In order to hydrolyze the biomass polysaccharides into fermentable sugars, for example by depolymerization, such pretreatment processes as steam explosion, mild acid treatment, strong acid treatment, ammonia treatment, hydroxide treatment, etc. are employed. No matter what it is, the pretreatment process should be environment-friendly and economically feasible. The pretreatment method will be selected considering process dependency and cost, as well as process yield and production parameters.
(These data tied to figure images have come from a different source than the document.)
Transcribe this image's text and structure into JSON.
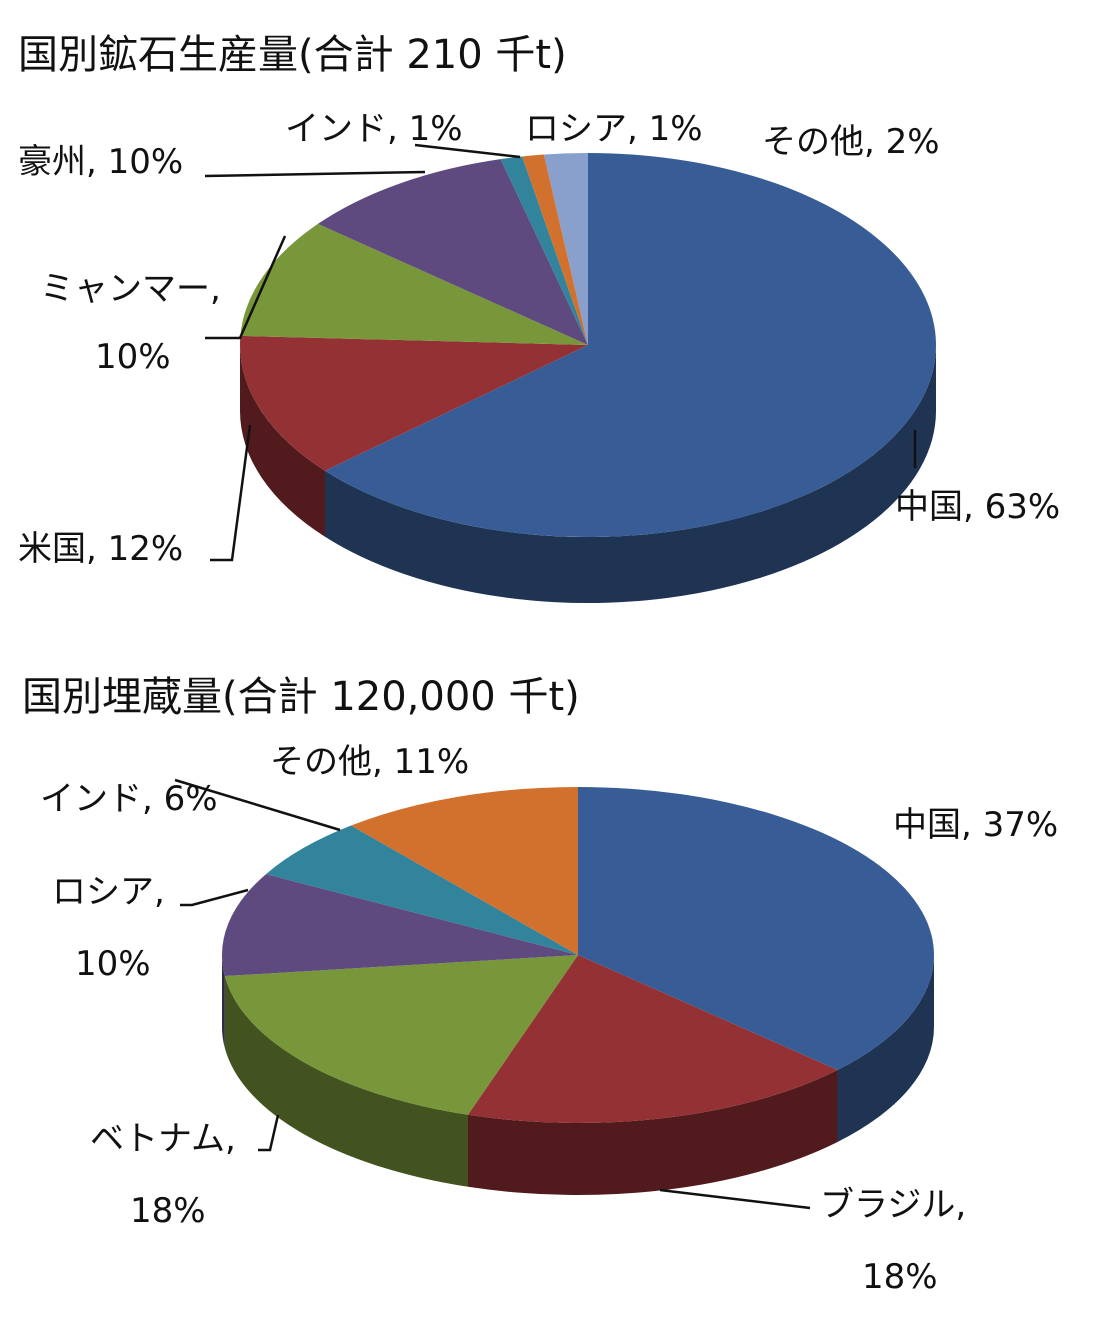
{
  "chart_data": [
    {
      "type": "pie",
      "title": "国別鉱石生産量(合計 210 千t)",
      "values": [
        63,
        12,
        10,
        10,
        1,
        1,
        2
      ],
      "value_labels": [
        "中国, 63%",
        "米国, 12%",
        "ミャンマー, 10%",
        "豪州, 10%",
        "インド, 1%",
        "ロシア, 1%",
        "その他, 2%"
      ],
      "colors": [
        "#385d96",
        "#943134",
        "#78963a",
        "#5f4a7f",
        "#31849b",
        "#d2712e",
        "#8aa0cc"
      ]
    },
    {
      "type": "pie",
      "title": "国別埋蔵量(合計 120,000 千t)",
      "values": [
        37,
        18,
        18,
        10,
        6,
        11
      ],
      "value_labels": [
        "中国, 37%",
        "ブラジル, 18%",
        "ベトナム, 18%",
        "ロシア, 10%",
        "インド, 6%",
        "その他, 11%"
      ],
      "colors": [
        "#385d96",
        "#943134",
        "#78963a",
        "#5f4a7f",
        "#31849b",
        "#d2712e"
      ]
    }
  ]
}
The present disclosure presents a method for producing new renewable energy allowing to cope with the global climate change by removing carbon dioxide from the atmosphere by photosynthesis, without affecting the global grain prices. And, the by-product produced during bioethanol production may be used as livestock feed additives, fuels for steam and power generation, raw materials of gypsum board, cement additives, fertilizers, or the like. Thus, the present disclosure provides a method for utilizing non-food biomass from corn stover, rice straw, wheat straw, fruit skin, sugar cane stalk or sorghum stalk, which are available in large scale at low cost, 100% as a valuable resource.
Throughout the specification, a number of publications and patent documents are referred to and cited. The disclosure of the cited publications and patent documents is incorporated herein by reference in its entirety to more clearly describe the state of the related art and the present disclosure.